Am Bus-Terminal in Bogotá angekommen, musste ich mir noch zackig ein Ticket besorgen. War gar nicht so leicht, wusste ich noch nicht mal mit welchem Unternehmen ich fahren werde.

Der Bus-Terminal in Bogotá könnte auch ein kleiner Flughafen sein, so groß ist der. Überall gibt es Schalter an denen sich die Kolumbianer die Zunge wund reden.

»San Gil, San Gil, San Gil« schnappte ich dann irgendwann irgendwo auf. Ha, geht doch!

Ich habe die Fahrt für ca. 35.000 Pesos bekommen, das sind ungefähr 11 Euro. Dauern sollte es 6h, es wurden am Ende jedoch 8 daraus.

Ans Warten, ja, daran muss man sich in Kolumbien eben auch gewöhnen…

Schon die Busfahrt nach San Gil sollte sich als ein spannendes Erlebnis erweisen. Der Bus an sich war jetzt kein Highlight, doch die Fahrt ist schon etwas anders als in Deutschland.

Offensichtlich mögen es die Kolumbianer, sich Action-Filme in Kino-Lautstärke im Bus anzusehen.

Ich hab mich gut amüsiert. Gehört zur kompletten Kolumbien-Erfahrung eben mit dazu, dachte ich mir.

Doch als dann der 2. Streifen ebenfalls so laut abgespielt wurde, bin ich etwas genervt gewesen. Kopfhörer auf die Ohren und aus dem Fenster geschaut.

Damit ich möglichst viel vom Lande sehe, habe ich mich ohnehin dazu entschlossen, möglichst viel auf meiner Reise mit dem Bus zu fahren.

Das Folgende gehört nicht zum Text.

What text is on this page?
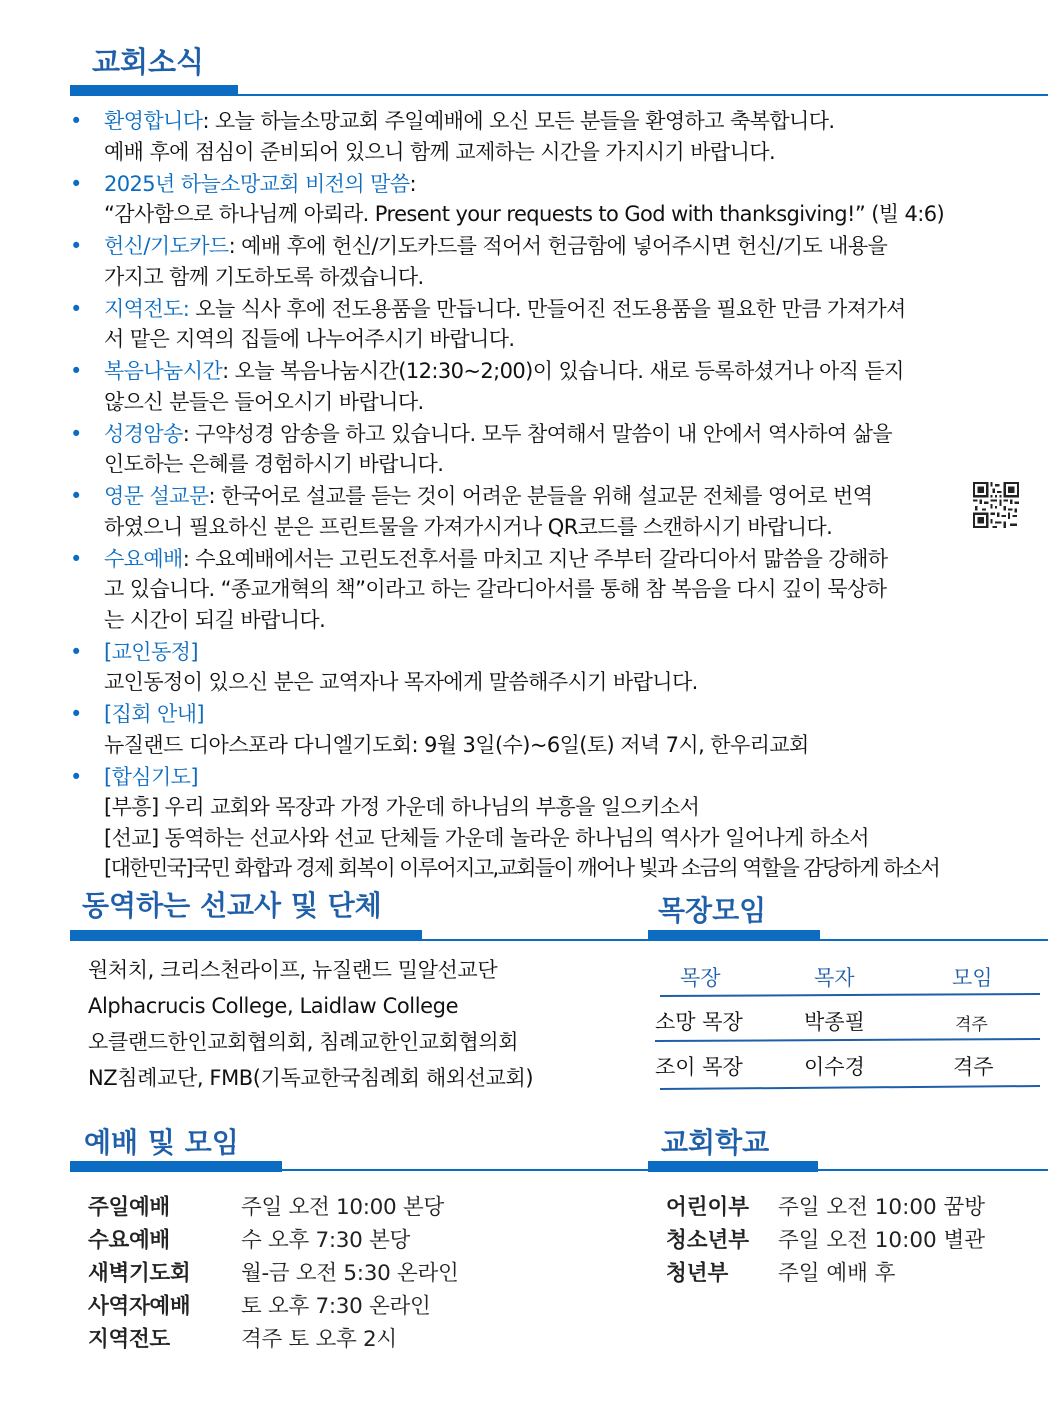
교회소식
• 환영합니다: 오늘 하늘소망교회 주일예배에 오신 모든 분들을 환영하고 축복합니다.
예배 후에 점심이 준비되어 있으니 함께 교제하는 시간을 가지시기 바랍니다.
• 2025년 하늘소망교회 비전의 말씀:
“감사함으로 하나님께 아뢰라. Present your requests to God with thanksgiving!” (빌 4:6)
• 헌신/기도카드: 예배 후에 헌신/기도카드를 적어서 헌금함에 넣어주시면 헌신/기도 내용을
가지고 함께 기도하도록 하겠습니다.
• 지역전도: 오늘 식사 후에 전도용품을 만듭니다. 만들어진 전도용품을 필요한 만큼 가져가셔
서 맡은 지역의 집들에 나누어주시기 바랍니다.
• 복음나눔시간: 오늘 복음나눔시간(12:30~2;00)이 있습니다. 새로 등록하셨거나 아직 듣지
않으신 분들은 들어오시기 바랍니다.
• 성경암송: 구약성경 암송을 하고 있습니다. 모두 참여해서 말씀이 내 안에서 역사하여 삶을
인도하는 은혜를 경험하시기 바랍니다.
• 영문 설교문: 한국어로 설교를 듣는 것이 어려운 분들을 위해 설교문 전체를 영어로 번역
하였으니 필요하신 분은 프린트물을 가져가시거나 QR코드를 스캔하시기 바랍니다.
• 수요예배: 수요예배에서는 고린도전후서를 마치고 지난 주부터 갈라디아서 맒씀을 강해하
고 있습니다. “종교개혁의 책”이라고 하는 갈라디아서를 통해 참 복음을 다시 깊이 묵상하
는 시간이 되길 바랍니다.
• [교인동정]
교인동정이 있으신 분은 교역자나 목자에게 말씀해주시기 바랍니다.
• [집회 안내]
뉴질랜드 디아스포라 다니엘기도회: 9월 3일(수)~6일(토) 저녁 7시, 한우리교회
• [합심기도]
[부흥] 우리 교회와 목장과 가정 가운데 하나님의 부흥을 일으키소서
[선교] 동역하는 선교사와 선교 단체들 가운데 놀라운 하나님의 역사가 일어나게 하소서
[대한민국]국민 화합과 경제 회복이 이루어지고,교회들이 깨어나 빛과 소금의 역할을 감당하게 하소서
동역하는 선교사 및 단체
원처치, 크리스천라이프, 뉴질랜드 밀알선교단
Alphacrucis College, Laidlaw College
오클랜드한인교회협의회, 침례교한인교회협의회
NZ침례교단, FMB(기독교한국침례회 해외선교회)
목장모임
목장	목자	모임
소망 목장	박종필	격주
조이 목장	이수경	격주
예배 및 모임
주일예배	주일 오전 10:00 본당
수요예배	수 오후 7:30 본당
새벽기도회	월-금 오전 5:30 온라인
사역자예배	토 오후 7:30 온라인
지역전도	격주 토 오후 2시
교회학교
어린이부	주일 오전 10:00 꿈방
청소년부	주일 오전 10:00 별관
청년부	주일 예배 후
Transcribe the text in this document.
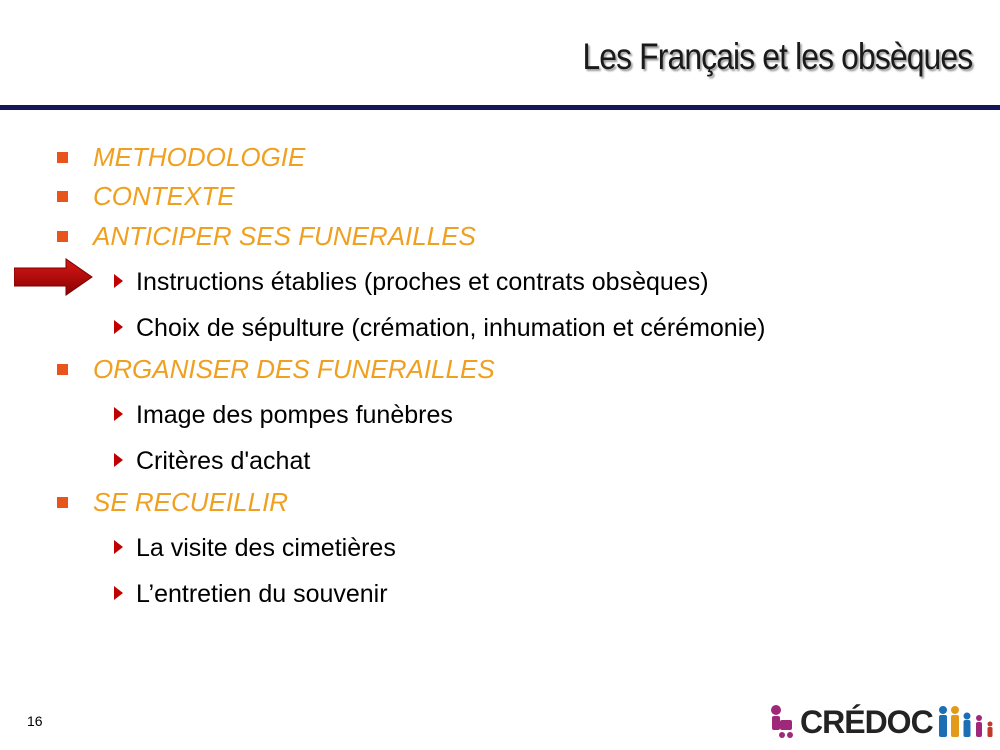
Les Français et les obsèques
METHODOLOGIE
CONTEXTE
ANTICIPER SES FUNERAILLES
Instructions établies (proches et contrats obsèques)
Choix de sépulture (crémation, inhumation et cérémonie)
ORGANISER DES FUNERAILLES
Image des pompes funèbres
Critères d'achat
SE RECUEILLIR
La visite des cimetières
L’entretien du souvenir
16	CRÉDOC
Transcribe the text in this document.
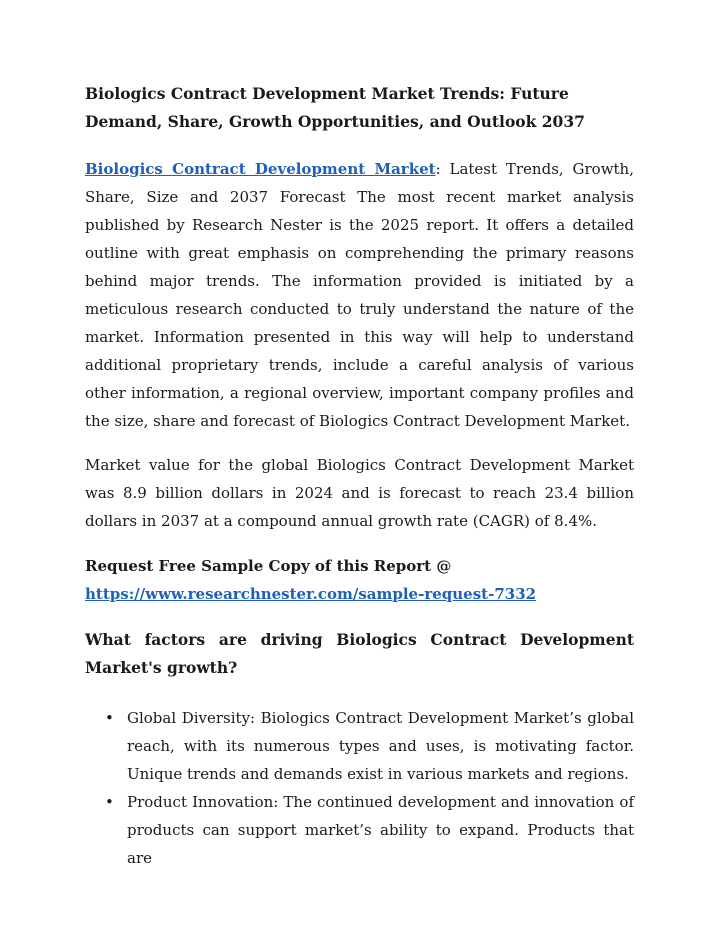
Biologics Contract Development Market Trends: Future Demand, Share, Growth Opportunities, and Outlook 2037

Biologics Contract Development Market: Latest Trends, Growth, Share, Size and 2037 Forecast The most recent market analysis published by Research Nester is the 2025 report. It offers a detailed outline with great emphasis on comprehending the primary reasons behind major trends. The information provided is initiated by a meticulous research conducted to truly understand the nature of the market. Information presented in this way will help to understand additional proprietary trends, include a careful analysis of various other information, a regional overview, important company profiles and the size, share and forecast of Biologics Contract Development Market.

Market value for the global Biologics Contract Development Market was 8.9 billion dollars in 2024 and is forecast to reach 23.4 billion dollars in 2037 at a compound annual growth rate (CAGR) of 8.4%.

Request Free Sample Copy of this Report @
https://www.researchnester.com/sample-request-7332
What factors are driving Biologics Contract Development Market's growth?
• Global Diversity: Biologics Contract Development Market’s global reach, with its numerous types and uses, is motivating factor. Unique trends and demands exist in various markets and regions.
• Product Innovation: The continued development and innovation of products can support market’s ability to expand. Products that are
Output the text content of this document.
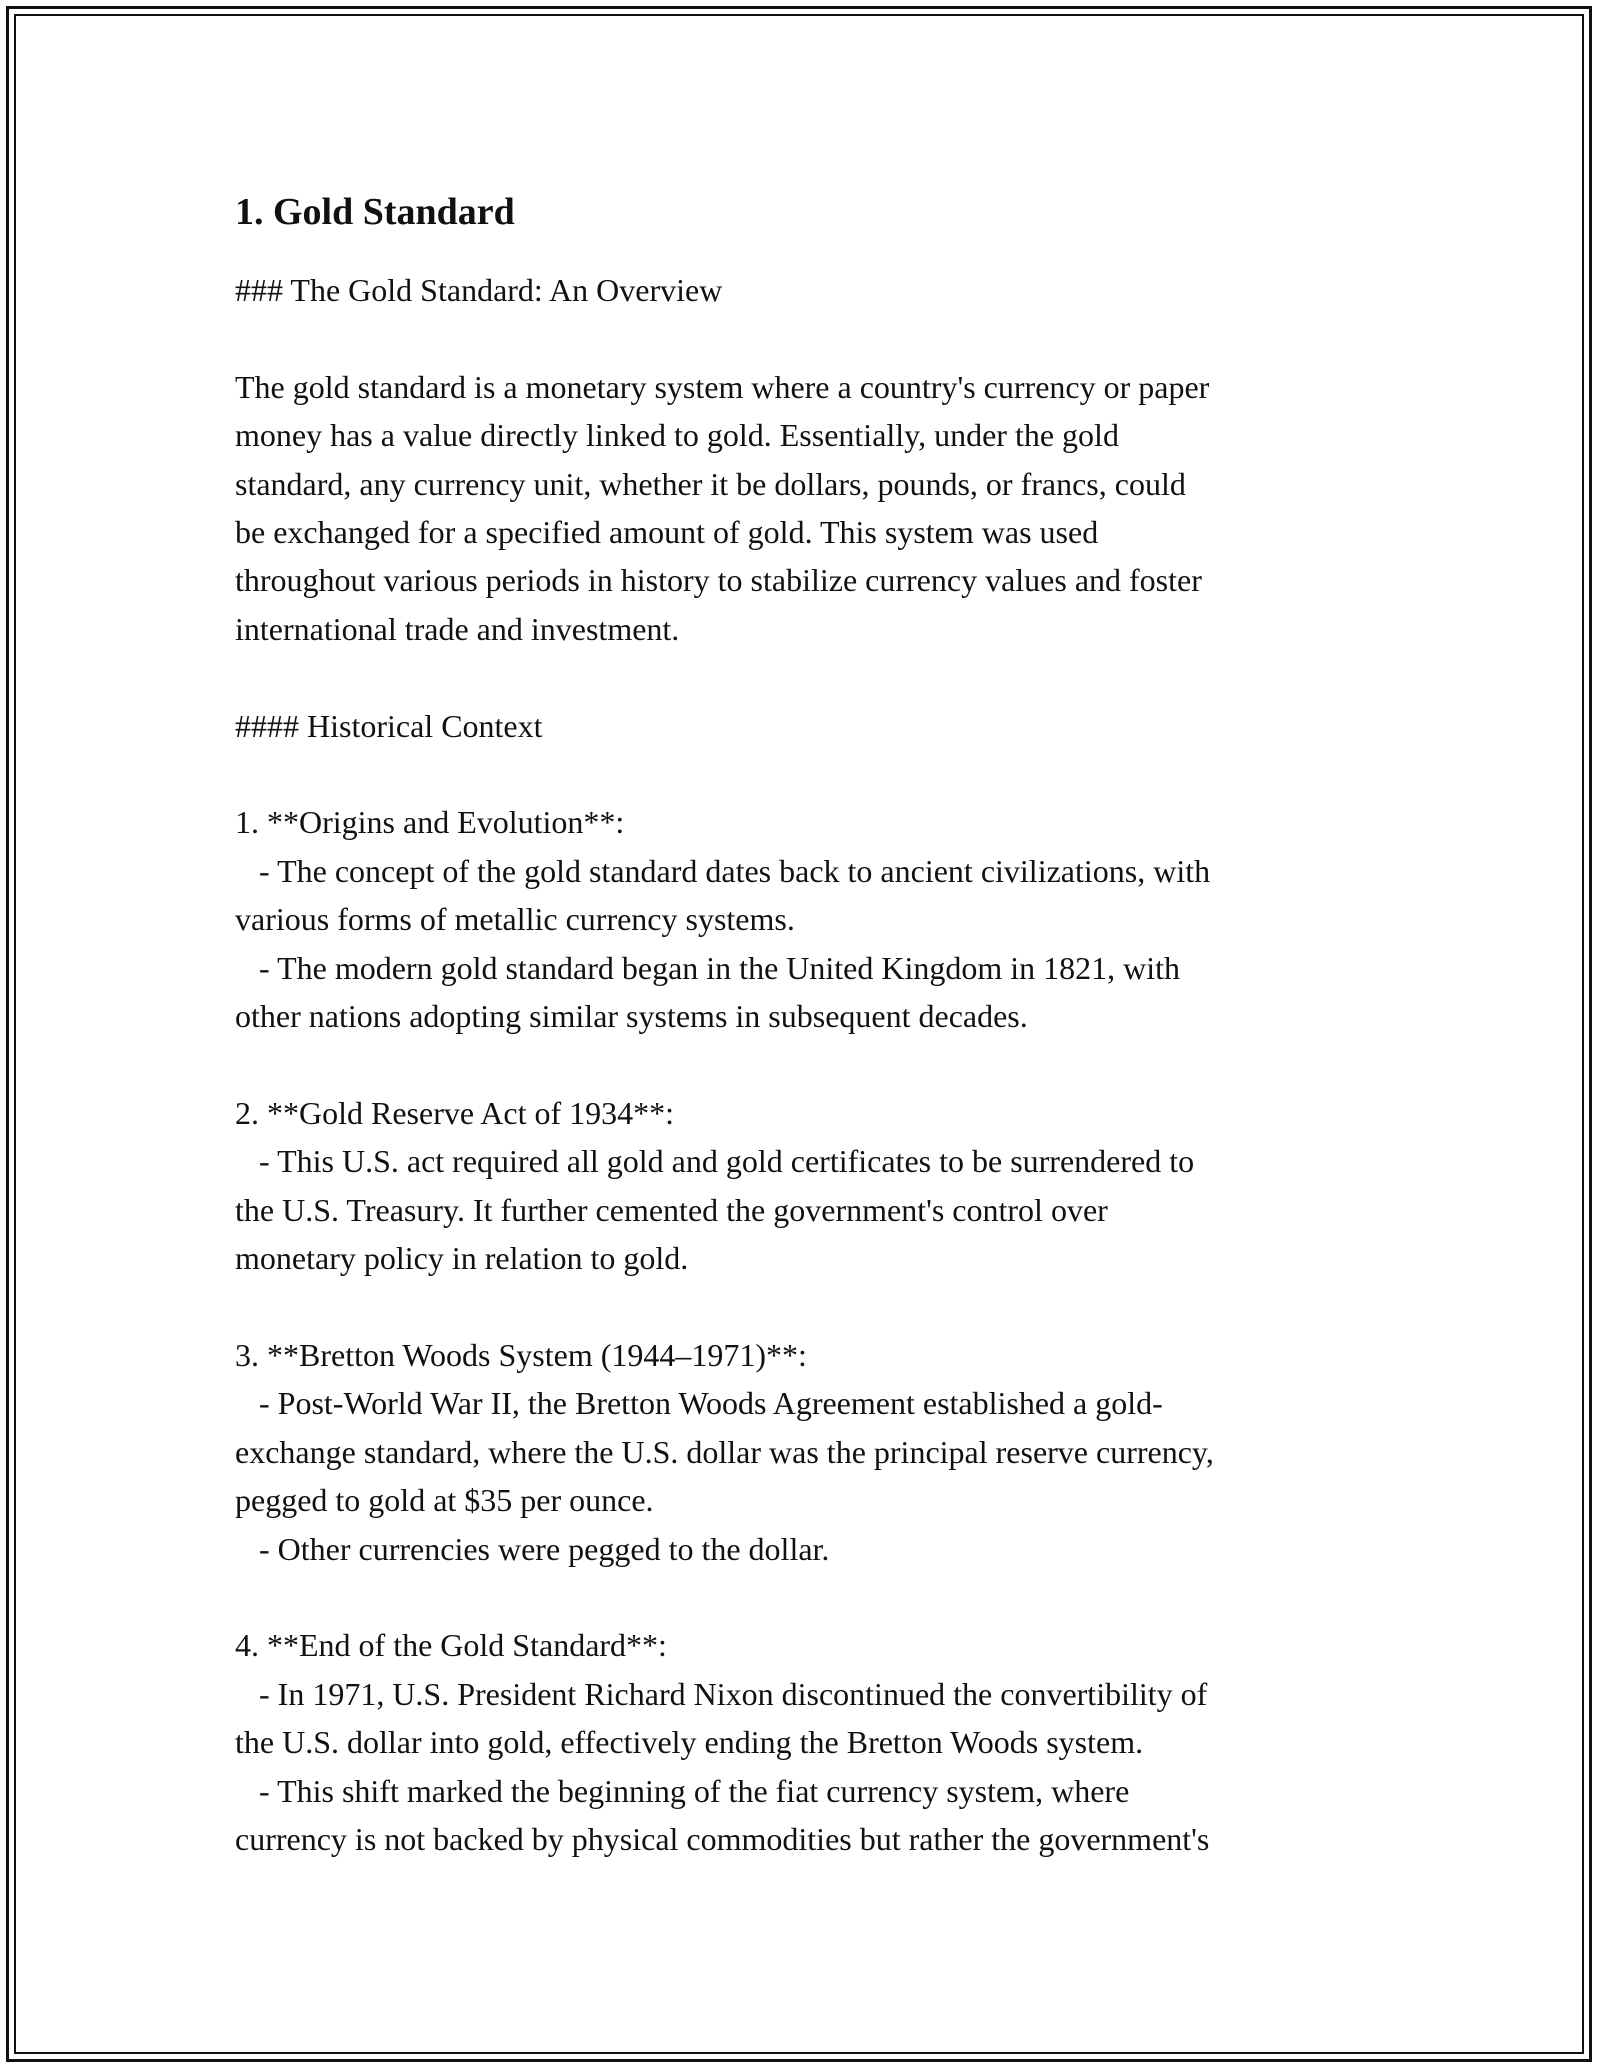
1. Gold Standard
### The Gold Standard: An Overview

The gold standard is a monetary system where a country's currency or paper
money has a value directly linked to gold. Essentially, under the gold
standard, any currency unit, whether it be dollars, pounds, or francs, could
be exchanged for a specified amount of gold. This system was used
throughout various periods in history to stabilize currency values and foster
international trade and investment.

#### Historical Context

1. **Origins and Evolution**:
- The concept of the gold standard dates back to ancient civilizations, with
various forms of metallic currency systems.
- The modern gold standard began in the United Kingdom in 1821, with
other nations adopting similar systems in subsequent decades.

2. **Gold Reserve Act of 1934**:
- This U.S. act required all gold and gold certificates to be surrendered to
the U.S. Treasury. It further cemented the government's control over
monetary policy in relation to gold.

3. **Bretton Woods System (1944–1971)**:
- Post-World War II, the Bretton Woods Agreement established a gold-
exchange standard, where the U.S. dollar was the principal reserve currency,
pegged to gold at $35 per ounce.
- Other currencies were pegged to the dollar.

4. **End of the Gold Standard**:
- In 1971, U.S. President Richard Nixon discontinued the convertibility of
the U.S. dollar into gold, effectively ending the Bretton Woods system.
- This shift marked the beginning of the fiat currency system, where
currency is not backed by physical commodities but rather the government's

Beste Transportmittel in den Bergen: Pick-Ups

Und ja, es dauert teilweise seeeehr lange, doch es ist es wert. Denn du siehst so viel von der Landschaft und den hohen Bergen. Du siehst, wie die Menschen außerhalb der überfüllten Großstädte leben. Und das alles für einen sehr guten Preis.

Manchmal hat man Glück und bekommt sehr günstige Flugtickets – beste Preise hat »Viva Colombia« – doch San Gil ist etwas abgelegener in den Bergen gelegen. Wenn man flexibel ist, mit Bus ganz gut zu erreichen.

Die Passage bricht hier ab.